If this is the standard of analysis on this bog, I will never be able to enjoy reading my Uplift books again. Damn!

Damien Sullivan said...

" This posting gets off to a very poor start with the claim that the dems never controlled more than two branches . This is of course incorrect as President Obama had majorities in both houses for his first two years in office."

True but misleading. Unprecedented abuse of the filibuster by Republicans meant that the Democrats hardly ever controlled the Senate. For a few months between Al Franken taking his seat (after months of recounts) and Ted Kennedy dying, the Democrats had 60 seats, a bare supermajority if everyone cooperated. Of course, as the majority party, they included a bunch of conservative 'blue dogs' as well as a couple of more radical sorts, who didn't always cooperate.

"These are depression type numbers and far worse than the numbers President Obama inherited."

Citation needed. Such adjusted numbers can't be compared to the headline unemployment rates Obama inherited, after all.

"but the current administration has hardly shown a competent hand on the tiller"

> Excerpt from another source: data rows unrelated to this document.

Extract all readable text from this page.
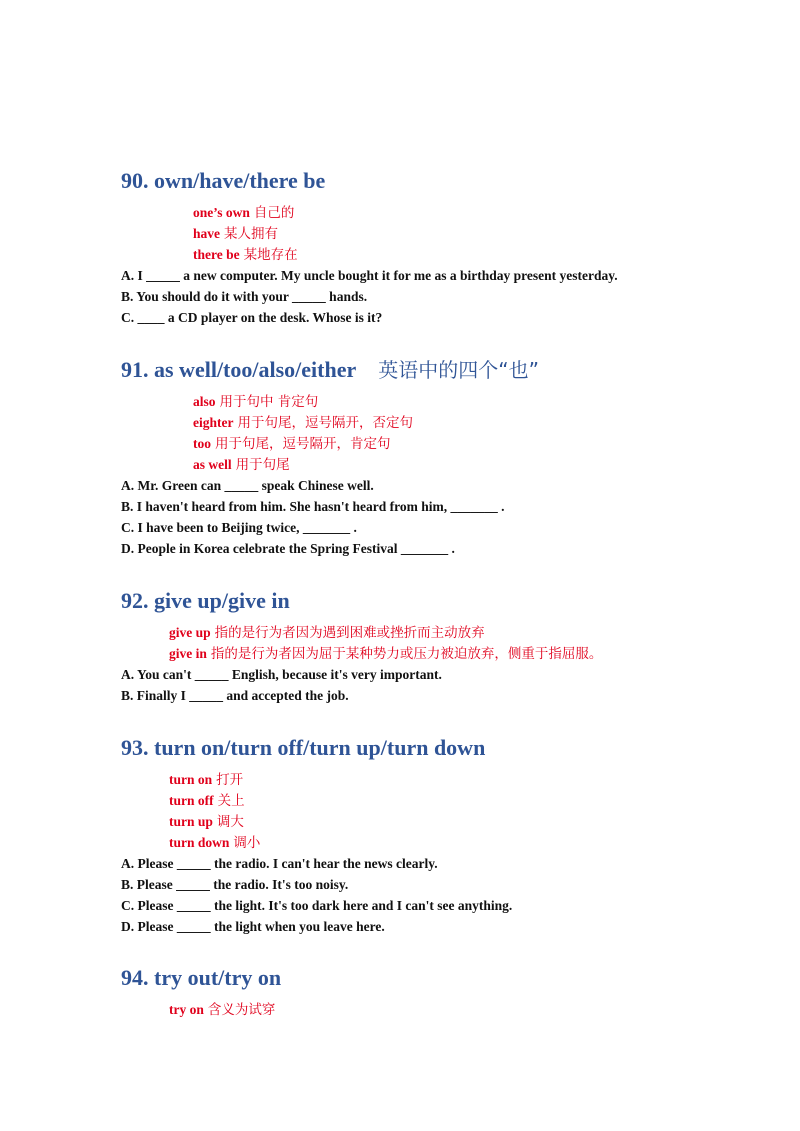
90. own/have/there be
one’s own 自己的
have 某人拥有
there be 某地存在
A. I _____ a new computer. My uncle bought it for me as a birthday present yesterday.
B. You should do it with your _____ hands.
C. ____ a CD player on the desk. Whose is it?
91. as well/too/also/either 英语中的四个“也”
also 用于句中 肯定句
eighter 用于句尾，逗号隔开，否定句
too 用于句尾，逗号隔开，肯定句
as well 用于句尾
A. Mr. Green can _____ speak Chinese well.
B. I haven't heard from him. She hasn't heard from him, _______ .
C. I have been to Beijing twice, _______ .
D. People in Korea celebrate the Spring Festival _______ .
92. give up/give in
give up 指的是行为者因为遇到困难或挫折而主动放弃
give in 指的是行为者因为屈于某种势力或压力被迫放弃，侧重于指屈服。
A. You can't _____ English, because it's very important.
B. Finally I _____ and accepted the job.
93. turn on/turn off/turn up/turn down
turn on 打开
turn off 关上
turn up 调大
turn down 调小
A. Please _____ the radio. I can't hear the news clearly.
B. Please _____ the radio. It's too noisy.
C. Please _____ the light. It's too dark here and I can't see anything.
D. Please _____ the light when you leave here.
94. try out/try on
try on 含义为试穿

Somewhat true, but Romney's policies would be entirely worse. And they do have a Jobs Act... currently held up in Congress.

Anonymous said...

Damien,

Thanks for the comments. In response:

I don't think my pointing out the error in the open posting about majorities is in any way misleading. There is no reference to supermajorities. It says plainly "the dems never controlled more than two branches..." Remember also that the filibuster does not apply to the budget reconciliation process, so there is a limit to what you can blame on Republican obstructionism with respect to economic performance for those years.

As requested, here is one link for the 19% unemployment number I cited: http://online.wsj.com/article/SB10000872396390444273704577635681206305056.html There are many others. I am sure you will agree that it is appropriate to consider those who have left the workforce when evaluating employment changes over the past few years.

Maybe Romney would have been no better (or worse) but it is difficult to deny that President Obama's performance has been underwhelming. Suskind and Woodward books catalog a litany of errors including prioritizing healthcare reform over jobs, the debacle over the "grand deal" with Boehner, the failure to capitalize on Simpson Bowles and the inability to garner support from either sides of the aisle in Congress.

Damien Sullivan said...

The GOP has controlled the House since 2010, and had filibuster power in the Senate for most of the past 4 years. It's Congress that writes laws, alters taxes, and spends money. If you think an underwhelming economy is grounds for a referendum rejecting Obama, then it should also be grounds to reject a Republican Congress.